Listen, my dental hygienist is a very nice person, maybe too nice. She should probably give me more hell for treating my gums the way I do. But, one this is for sure, I never lie to her.
She can totally tell by the raunchy smell, the bleeding gums and the fact that her little tools are getting stuck between my teeth that I am not flossing regularly.
And, I feel like an idiot.
You see, I know that I don’t floss enough and she knows that I probably don’t floss at all. She nicely lectures me and I say that I am going to change. And still we do this little song and dance every six months.
I have nothing against flossing. In fact for the first three weeks after my appointment, I am a woman obsessed.
“Ooohh, look at that!” I say as I show my husband, “I think that’s a piece of radish from lunch.”
In fact my teeth are the best kept thing about me.

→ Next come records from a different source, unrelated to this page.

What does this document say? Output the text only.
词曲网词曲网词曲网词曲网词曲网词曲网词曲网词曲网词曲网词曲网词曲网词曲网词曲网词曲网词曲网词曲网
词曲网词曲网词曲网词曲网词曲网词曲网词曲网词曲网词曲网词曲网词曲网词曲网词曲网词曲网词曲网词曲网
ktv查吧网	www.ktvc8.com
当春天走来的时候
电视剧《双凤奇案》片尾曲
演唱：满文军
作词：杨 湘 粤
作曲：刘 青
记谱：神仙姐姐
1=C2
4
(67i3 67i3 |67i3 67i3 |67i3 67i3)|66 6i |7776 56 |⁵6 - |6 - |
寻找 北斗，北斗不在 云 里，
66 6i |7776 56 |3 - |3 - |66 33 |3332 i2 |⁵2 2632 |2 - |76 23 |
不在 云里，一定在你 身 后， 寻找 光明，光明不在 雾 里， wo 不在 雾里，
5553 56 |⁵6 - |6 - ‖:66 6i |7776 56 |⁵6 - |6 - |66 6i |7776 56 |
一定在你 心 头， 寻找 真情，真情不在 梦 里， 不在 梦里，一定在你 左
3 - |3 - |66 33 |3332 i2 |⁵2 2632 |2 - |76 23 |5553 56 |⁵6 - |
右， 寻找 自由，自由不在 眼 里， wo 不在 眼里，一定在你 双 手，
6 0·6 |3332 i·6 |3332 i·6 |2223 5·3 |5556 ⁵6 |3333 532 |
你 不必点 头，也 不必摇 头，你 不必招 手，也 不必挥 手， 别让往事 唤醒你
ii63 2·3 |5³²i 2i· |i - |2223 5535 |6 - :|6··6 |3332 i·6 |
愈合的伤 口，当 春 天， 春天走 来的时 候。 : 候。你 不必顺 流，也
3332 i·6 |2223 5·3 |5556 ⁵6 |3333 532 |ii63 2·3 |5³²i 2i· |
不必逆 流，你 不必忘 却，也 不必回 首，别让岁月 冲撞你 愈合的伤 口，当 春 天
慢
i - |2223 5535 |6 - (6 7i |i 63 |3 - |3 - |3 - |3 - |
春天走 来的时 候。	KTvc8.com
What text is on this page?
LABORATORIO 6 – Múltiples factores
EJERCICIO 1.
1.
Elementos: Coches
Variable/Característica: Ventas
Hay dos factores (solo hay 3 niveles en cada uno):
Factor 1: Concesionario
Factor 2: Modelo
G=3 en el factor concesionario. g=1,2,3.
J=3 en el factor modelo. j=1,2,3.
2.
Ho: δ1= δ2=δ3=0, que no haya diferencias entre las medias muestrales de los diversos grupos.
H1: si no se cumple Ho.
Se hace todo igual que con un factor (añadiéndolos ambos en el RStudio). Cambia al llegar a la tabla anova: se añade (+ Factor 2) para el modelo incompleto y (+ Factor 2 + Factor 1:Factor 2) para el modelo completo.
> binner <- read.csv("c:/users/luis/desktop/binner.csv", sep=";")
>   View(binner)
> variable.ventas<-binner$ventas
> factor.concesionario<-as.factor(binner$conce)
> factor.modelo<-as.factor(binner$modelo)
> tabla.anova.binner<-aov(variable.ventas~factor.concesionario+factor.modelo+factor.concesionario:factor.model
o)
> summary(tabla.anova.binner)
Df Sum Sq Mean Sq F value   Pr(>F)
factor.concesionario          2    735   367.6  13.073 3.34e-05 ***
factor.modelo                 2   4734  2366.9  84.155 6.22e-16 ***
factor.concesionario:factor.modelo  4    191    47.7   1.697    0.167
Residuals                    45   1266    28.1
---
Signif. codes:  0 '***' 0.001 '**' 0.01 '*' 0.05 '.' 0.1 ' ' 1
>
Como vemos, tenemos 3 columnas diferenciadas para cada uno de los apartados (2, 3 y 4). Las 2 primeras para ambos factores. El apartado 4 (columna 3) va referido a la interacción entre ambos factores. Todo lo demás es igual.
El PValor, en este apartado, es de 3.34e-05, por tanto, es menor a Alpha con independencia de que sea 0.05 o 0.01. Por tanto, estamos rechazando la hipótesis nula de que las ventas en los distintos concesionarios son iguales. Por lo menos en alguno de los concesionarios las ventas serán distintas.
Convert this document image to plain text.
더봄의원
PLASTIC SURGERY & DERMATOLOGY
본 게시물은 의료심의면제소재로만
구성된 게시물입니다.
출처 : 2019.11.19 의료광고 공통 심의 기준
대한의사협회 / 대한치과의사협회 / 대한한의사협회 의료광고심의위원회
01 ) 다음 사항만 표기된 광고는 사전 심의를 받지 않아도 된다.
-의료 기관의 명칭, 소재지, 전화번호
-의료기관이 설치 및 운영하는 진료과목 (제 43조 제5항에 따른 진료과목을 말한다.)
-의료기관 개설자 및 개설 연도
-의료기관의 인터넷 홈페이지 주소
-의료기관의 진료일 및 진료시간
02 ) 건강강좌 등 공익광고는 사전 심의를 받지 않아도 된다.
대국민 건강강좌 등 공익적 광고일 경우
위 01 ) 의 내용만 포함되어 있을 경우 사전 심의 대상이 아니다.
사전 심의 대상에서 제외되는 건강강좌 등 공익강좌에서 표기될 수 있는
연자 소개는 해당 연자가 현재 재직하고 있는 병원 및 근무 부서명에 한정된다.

My bikini line is out of control, my roots are showing grey and my toe nails have not been painted in four months.
And because I love to fill “dead air” I was telling all this to my lovely dental hygienist. We were having a good laugh, because improving the health of your teeth is really something most people can do. Really, how hard is it to floss your teeth?
It’s a lot easier than losing 30 lbs. Who has the time to get on the treadmill?
My “laundry chair” is forever full. I just cannot get it folded. And if I do get it folded, I just cannot put it away.
But flossing? Hells to the yeah, that is one thing I think I can do and do well. So watch the ‘eff out. Mommy’s going to kick gingivitis in the ass.